More on Gherkin can be found in many places. An effective summary might be:
Feature
- a sentence describing the feature, and then three sentences explaining why
- In order to
- As
- I want to gain
Scenario
- A one-sentence use-case of the feature
- First-time site user buys 2 purple widgets
- Steps:
Given
,When
,Then
,And
,But
- These are conventions; all steps may be treated the same by your BDD framework
- Givens setup pre-conditions
- Whens perform actions
- Thens check for outcomes
- Ands continue (i.e. given… and…)
- Buts are for exclusion (then this but not this)
Background
- A set of steps that applies to a group of scenarios
Scenario Outline
- A template for generating scenarios based on example data
Examples
- tabular data used for populating the scenario outline templates
This might look like the following:
Feature: Multiple site support
In order to generate traffic
Admins should be able to
Post to internal blogs
Background:
Given a global administrator named "Greg"
And a blog named "Greg's anti-tax rants"
And a customer named "Wilson"
And a blog named "Expensive Therapy" owned by "Wilson"
Scenario: Wilson posts to his own blog
Given I am logged in as Wilson
When I try to post to "Expensive Therapy"
Then I should see "Your article was published."
Scenario: Greg posts to a client's blog
Given I am logged in as Greg
When I try to post to "Expensive Therapy"
Then I should see "Your article was published."
Scenario Outline: Eating while blogging
Given there are <start> cucumbers
When I eat <eat> cucumbers
Then I should have <left> cucumbers
Examples:
| start | eat | left |
| 12 | 5 | 7 |
| 20 | 5 | 15 |
Steps
We’re only going to talk in detail about steps. Properly written step definitions translate directly into automated end-to-end tests.
Given I am on the homepage
When I click on ".featured .purple-widget[data-id='1'] .buy"

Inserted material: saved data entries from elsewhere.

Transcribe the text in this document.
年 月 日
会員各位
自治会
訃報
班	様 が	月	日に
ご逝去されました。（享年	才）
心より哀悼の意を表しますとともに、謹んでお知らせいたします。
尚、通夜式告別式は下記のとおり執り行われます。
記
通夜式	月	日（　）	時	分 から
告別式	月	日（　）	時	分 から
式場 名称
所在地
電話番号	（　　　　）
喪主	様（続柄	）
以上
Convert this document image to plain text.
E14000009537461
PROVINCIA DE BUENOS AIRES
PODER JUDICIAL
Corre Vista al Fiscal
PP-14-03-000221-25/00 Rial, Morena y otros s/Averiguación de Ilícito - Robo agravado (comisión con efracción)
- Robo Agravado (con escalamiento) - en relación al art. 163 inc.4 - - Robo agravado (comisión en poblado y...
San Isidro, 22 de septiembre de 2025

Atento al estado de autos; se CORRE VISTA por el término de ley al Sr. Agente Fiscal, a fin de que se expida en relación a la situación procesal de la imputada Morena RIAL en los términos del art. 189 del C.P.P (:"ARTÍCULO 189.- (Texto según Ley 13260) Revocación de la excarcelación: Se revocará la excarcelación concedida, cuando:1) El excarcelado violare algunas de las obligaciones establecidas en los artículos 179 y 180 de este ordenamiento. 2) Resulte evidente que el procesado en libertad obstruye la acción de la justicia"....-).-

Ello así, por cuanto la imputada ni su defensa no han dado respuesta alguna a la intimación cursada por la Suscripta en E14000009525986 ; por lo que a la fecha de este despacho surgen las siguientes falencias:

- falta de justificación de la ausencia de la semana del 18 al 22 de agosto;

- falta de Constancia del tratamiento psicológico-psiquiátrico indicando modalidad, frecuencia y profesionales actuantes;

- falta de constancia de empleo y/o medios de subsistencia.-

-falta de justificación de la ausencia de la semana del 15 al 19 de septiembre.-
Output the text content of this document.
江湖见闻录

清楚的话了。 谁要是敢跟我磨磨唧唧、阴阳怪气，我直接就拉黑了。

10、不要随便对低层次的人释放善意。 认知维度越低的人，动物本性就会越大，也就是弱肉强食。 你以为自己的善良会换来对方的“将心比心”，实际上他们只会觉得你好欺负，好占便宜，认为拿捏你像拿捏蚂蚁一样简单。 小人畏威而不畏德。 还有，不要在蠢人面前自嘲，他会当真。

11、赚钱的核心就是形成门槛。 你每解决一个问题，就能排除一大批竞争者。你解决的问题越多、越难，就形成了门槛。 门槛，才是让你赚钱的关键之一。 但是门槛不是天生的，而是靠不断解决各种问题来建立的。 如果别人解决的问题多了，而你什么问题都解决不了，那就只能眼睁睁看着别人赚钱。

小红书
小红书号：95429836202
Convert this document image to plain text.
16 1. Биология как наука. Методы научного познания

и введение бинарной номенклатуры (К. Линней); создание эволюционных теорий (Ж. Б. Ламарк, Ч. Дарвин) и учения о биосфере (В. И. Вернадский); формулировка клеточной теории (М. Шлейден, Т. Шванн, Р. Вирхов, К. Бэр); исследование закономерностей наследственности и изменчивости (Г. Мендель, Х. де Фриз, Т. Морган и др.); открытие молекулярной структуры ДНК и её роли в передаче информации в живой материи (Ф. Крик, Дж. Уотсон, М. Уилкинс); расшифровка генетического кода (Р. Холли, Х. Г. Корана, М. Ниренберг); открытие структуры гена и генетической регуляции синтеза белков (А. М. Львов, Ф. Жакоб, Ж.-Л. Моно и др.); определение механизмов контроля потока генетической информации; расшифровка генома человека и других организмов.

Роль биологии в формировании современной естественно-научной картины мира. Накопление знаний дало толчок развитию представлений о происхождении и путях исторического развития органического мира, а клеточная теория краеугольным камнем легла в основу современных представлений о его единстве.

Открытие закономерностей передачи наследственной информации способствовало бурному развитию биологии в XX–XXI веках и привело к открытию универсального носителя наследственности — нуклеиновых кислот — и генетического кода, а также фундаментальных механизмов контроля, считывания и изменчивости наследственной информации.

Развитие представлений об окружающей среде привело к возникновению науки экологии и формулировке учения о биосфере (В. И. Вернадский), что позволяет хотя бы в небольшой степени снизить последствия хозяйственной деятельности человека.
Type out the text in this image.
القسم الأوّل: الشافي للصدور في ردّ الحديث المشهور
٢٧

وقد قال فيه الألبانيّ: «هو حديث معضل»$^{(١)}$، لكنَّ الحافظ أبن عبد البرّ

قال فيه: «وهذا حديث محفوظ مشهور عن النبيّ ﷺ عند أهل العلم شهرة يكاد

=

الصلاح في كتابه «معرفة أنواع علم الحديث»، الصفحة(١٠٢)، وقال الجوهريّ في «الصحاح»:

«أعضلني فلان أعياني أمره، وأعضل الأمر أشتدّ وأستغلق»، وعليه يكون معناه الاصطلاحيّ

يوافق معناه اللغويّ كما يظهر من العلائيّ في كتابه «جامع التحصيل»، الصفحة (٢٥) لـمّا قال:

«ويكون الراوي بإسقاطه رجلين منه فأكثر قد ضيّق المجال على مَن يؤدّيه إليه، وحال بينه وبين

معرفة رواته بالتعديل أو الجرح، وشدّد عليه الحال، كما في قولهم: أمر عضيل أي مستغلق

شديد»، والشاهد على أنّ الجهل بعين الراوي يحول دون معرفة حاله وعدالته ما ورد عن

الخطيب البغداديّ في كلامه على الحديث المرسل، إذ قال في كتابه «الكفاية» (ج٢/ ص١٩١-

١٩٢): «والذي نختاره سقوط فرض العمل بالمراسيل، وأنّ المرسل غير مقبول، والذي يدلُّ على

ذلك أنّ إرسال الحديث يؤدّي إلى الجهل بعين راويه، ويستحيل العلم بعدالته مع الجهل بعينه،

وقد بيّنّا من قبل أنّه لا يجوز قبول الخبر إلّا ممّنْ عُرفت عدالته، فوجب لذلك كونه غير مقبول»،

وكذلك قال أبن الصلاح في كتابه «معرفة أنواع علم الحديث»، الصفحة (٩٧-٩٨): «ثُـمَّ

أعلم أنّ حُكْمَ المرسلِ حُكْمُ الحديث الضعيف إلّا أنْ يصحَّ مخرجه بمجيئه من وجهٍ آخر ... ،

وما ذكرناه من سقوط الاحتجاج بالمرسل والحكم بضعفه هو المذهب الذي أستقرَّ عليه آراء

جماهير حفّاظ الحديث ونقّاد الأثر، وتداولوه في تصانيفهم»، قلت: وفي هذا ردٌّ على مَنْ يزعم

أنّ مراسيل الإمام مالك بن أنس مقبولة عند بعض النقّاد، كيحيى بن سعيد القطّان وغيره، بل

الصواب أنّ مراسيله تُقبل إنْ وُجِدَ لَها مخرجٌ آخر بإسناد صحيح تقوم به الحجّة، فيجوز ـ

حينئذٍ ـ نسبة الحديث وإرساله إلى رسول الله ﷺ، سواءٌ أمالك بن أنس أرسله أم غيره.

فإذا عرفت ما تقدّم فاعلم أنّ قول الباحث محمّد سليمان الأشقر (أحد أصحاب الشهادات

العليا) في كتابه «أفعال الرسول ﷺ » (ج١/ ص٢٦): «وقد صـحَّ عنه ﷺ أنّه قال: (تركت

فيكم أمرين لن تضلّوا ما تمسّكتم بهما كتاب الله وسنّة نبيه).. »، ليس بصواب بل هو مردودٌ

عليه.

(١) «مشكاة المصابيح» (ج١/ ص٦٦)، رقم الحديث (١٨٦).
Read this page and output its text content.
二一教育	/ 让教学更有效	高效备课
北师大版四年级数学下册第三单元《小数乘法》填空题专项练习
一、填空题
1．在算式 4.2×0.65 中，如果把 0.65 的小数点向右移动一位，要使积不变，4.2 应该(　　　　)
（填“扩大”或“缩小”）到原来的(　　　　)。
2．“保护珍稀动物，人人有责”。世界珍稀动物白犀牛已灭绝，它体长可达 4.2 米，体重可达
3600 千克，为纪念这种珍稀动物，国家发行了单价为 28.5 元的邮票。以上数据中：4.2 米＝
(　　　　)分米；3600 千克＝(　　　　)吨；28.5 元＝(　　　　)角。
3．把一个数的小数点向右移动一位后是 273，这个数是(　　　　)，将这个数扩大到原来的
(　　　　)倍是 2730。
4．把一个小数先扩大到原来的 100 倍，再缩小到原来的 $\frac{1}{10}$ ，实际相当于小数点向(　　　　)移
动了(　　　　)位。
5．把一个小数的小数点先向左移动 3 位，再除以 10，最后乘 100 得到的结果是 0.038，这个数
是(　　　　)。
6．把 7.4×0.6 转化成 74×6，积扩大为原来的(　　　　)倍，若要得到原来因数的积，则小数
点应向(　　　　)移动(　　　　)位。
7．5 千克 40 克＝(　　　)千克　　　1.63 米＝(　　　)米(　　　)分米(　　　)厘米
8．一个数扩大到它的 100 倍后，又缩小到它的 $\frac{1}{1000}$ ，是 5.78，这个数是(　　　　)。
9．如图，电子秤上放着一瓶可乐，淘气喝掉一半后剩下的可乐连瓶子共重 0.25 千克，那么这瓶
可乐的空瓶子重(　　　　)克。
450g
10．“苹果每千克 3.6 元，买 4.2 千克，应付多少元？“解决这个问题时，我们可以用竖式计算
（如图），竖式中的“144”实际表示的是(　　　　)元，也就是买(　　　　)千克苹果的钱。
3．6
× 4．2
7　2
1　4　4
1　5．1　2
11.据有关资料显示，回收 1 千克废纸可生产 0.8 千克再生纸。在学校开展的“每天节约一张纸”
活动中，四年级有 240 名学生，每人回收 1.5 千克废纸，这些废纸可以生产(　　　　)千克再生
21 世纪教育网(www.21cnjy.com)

Then I should see a ".confirmation-dialog" element
And I should see a "button.confirm" element
And I should see a "button.cancel" element
The words I have chosen match up against the Cucumber-Mink Step Dictionary – this saves us a lot of time.
Step definitions
Cucumber-mink step dictionary saves us from having to write the javascript which validates that UI elements are present. If you’ve never done testing before and that sounds tedious, rejoice! With over 350 unique steps, I only had to manually define maybe 20, and these were around database interaction and uncommon UI.
If you were to write your own step definition in Cucumber.js, it might look as follows:
this.Then('I should see "$title" as the page title', function (title, callback) {
// the above string is converted to the following Regexp by Cucumber:
// /^I should see "([^"]*)" as the page title$/
var pageTitle = this.browser.text('title');
if (title === pageTitle) {
callback();
} else {
callback(new Error("Expected to be on page with title " + title));
}
});
Summary
- Behavior Driven Development is a process that starts with a goal and ends with Gherkin.
- All features added to a project are tied to business goals through desired user behavior
- All features are formally specified
- The formal specifications become automated end-to-end test
Use BDD on your project to end up with a fully end-to-end tested deliverable where every feature adds value.